Subject to duplication are whole records, a group of attributes (fields) or only single attributes. I depends from case to case. Often duplicates are easy to identify - it’s enough to let somebody who has the proper knowledge to look over them. But what you do when the volume of data is too large or when is need to automate the process as much as possible? Using the DISTINCT keyword in a SELECT statement might do the trick, while other times it requires more complicated validation, ranging from simple checks to Data Mining techniques.

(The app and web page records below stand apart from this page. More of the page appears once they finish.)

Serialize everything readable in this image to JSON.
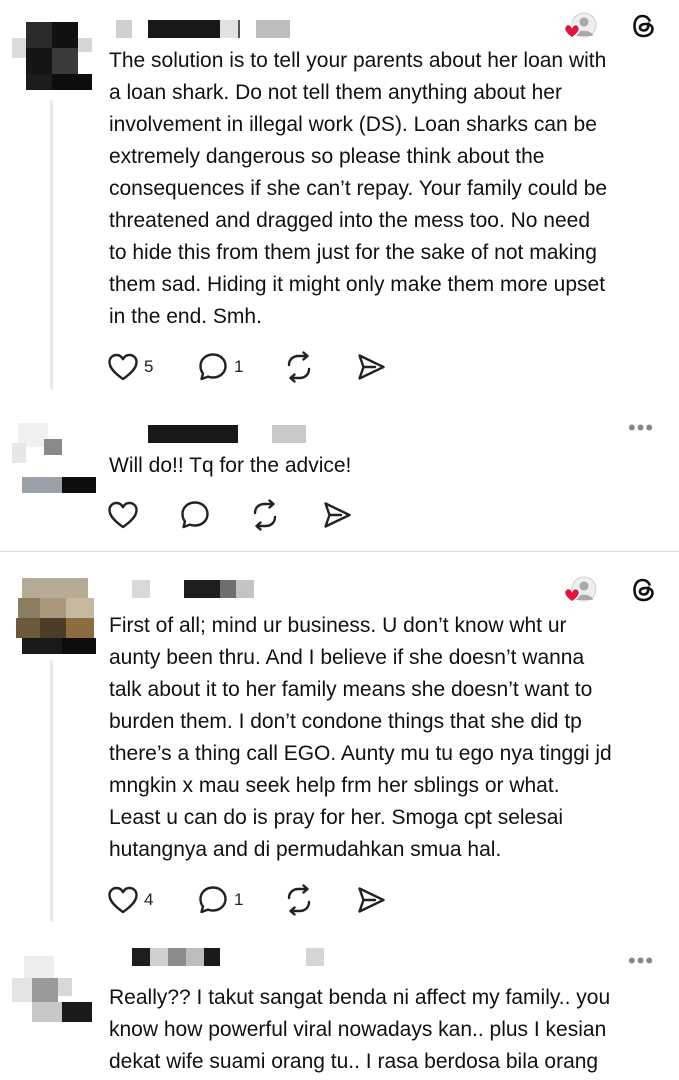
{
  "posts": [
    {
      "id": "p1",
      "body": "The solution is to tell your parents about her loan with\na loan shark. Do not tell them anything about her\ninvolvement in illegal work (DS). Loan sharks can be\nextremely dangerous so please think about the\nconsequences if she can’t repay. Your family could be\nthreatened and dragged into the mess too. No need\nto hide this from them just for the sake of not making\nthem sad. Hiding it might only make them more upset\nin the end. Smh.",
      "likes": "5",
      "replies": "1",
      "liked_by_author": true
    },
    {
      "id": "p2",
      "body": "Will do!! Tq for the advice!",
      "likes": "",
      "replies": ""
    },
    {
      "id": "p3",
      "body": "First of all; mind ur business. U don’t know wht ur\naunty been thru. And I believe if she doesn’t wanna\ntalk about it to her family means she doesn’t want to\nburden them. I don’t condone things that she did tp\nthere’s a thing call EGO. Aunty mu tu ego nya tinggi jd\nmngkin x mau seek help frm her sblings or what.\nLeast u can do is pray for her. Smoga cpt selesai\nhutangnya and di permudahkan smua hal.",
      "likes": "4",
      "replies": "1",
      "liked_by_author": true
    },
    {
      "id": "p4",
      "body": "Really?? I takut sangat benda ni affect my family.. you\nknow how powerful viral nowadays kan.. plus I kesian\ndekat wife suami orang tu.. I rasa berdosa bila orang",
      "likes": "",
      "replies": ""
    }
  ],
  "icons": {
    "like": "heart-outline-icon",
    "reply": "speech-bubble-icon",
    "repost": "repost-arrows-icon",
    "share": "send-arrow-icon",
    "threads": "threads-logo-icon",
    "more": "more-dots-icon",
    "liked_by_author": "heart-with-avatar-icon"
  },
  "colors": {
    "text": "#111111",
    "heart_badge": "#e0143c",
    "icon": "#222222",
    "muted": "#888888",
    "divider": "#dcdcdc"
  }
}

I will try to exemplify the techniques I use to deal with duplicates with the help of a simple example based on table that tracks information about Assets:
-- create test table CREATE TABLE [dbo].[Assets]( [ID] [int] NOT NULL, [CreationDate] smalldatetime NOT NULL, [Vendor] [varchar](50) NULL, [Asset] [varchar](50) NULL, [Model] [varchar](50) NULL, [Owner] [varchar](50) NULL, [Tag] [varchar](50) NULL, [Quantity] [decimal](13, 2) NULL ) ON [PRIMARY]
Here's some test data:
-- insert test data (SQL Server 2000+) INSERT INTO dbo.Assets VALUES ('1', DATEADD(d,-5, GetDate()), 'IBM','Laptop 1','Model 1','Owner 1','XX0001','1') INSERT INTO dbo.Assets VALUES ('2', DATEADD(d,-4, GetDate()),'IBM','Laptop 2','Model 2','Owner 2','XX0002','1') INSERT INTO dbo.Assets VALUES ('3', DATEADD(d,-3, GetDate()),'Microsoft','Laptop 3','Model 3','Owner 2','WX0001','1') INSERT INTO dbo.Assets VALUES ('4', DATEADD(d,-3, GetDate()),'Microsoft','Laptop 3','Model 3','Owner 2','WX0001','1') INSERT INTO dbo.Assets VALUES ('5', DATEADD(d,-3, GetDate()),'Dell','Laptop 4','Model 4','Owner 3','DD0001','1') INSERT INTO dbo.Assets VALUES ('6', DATEADD(d,-1, GetDate()),'Dell','Laptop 4','Model 4','Owner 4','DD0001','1')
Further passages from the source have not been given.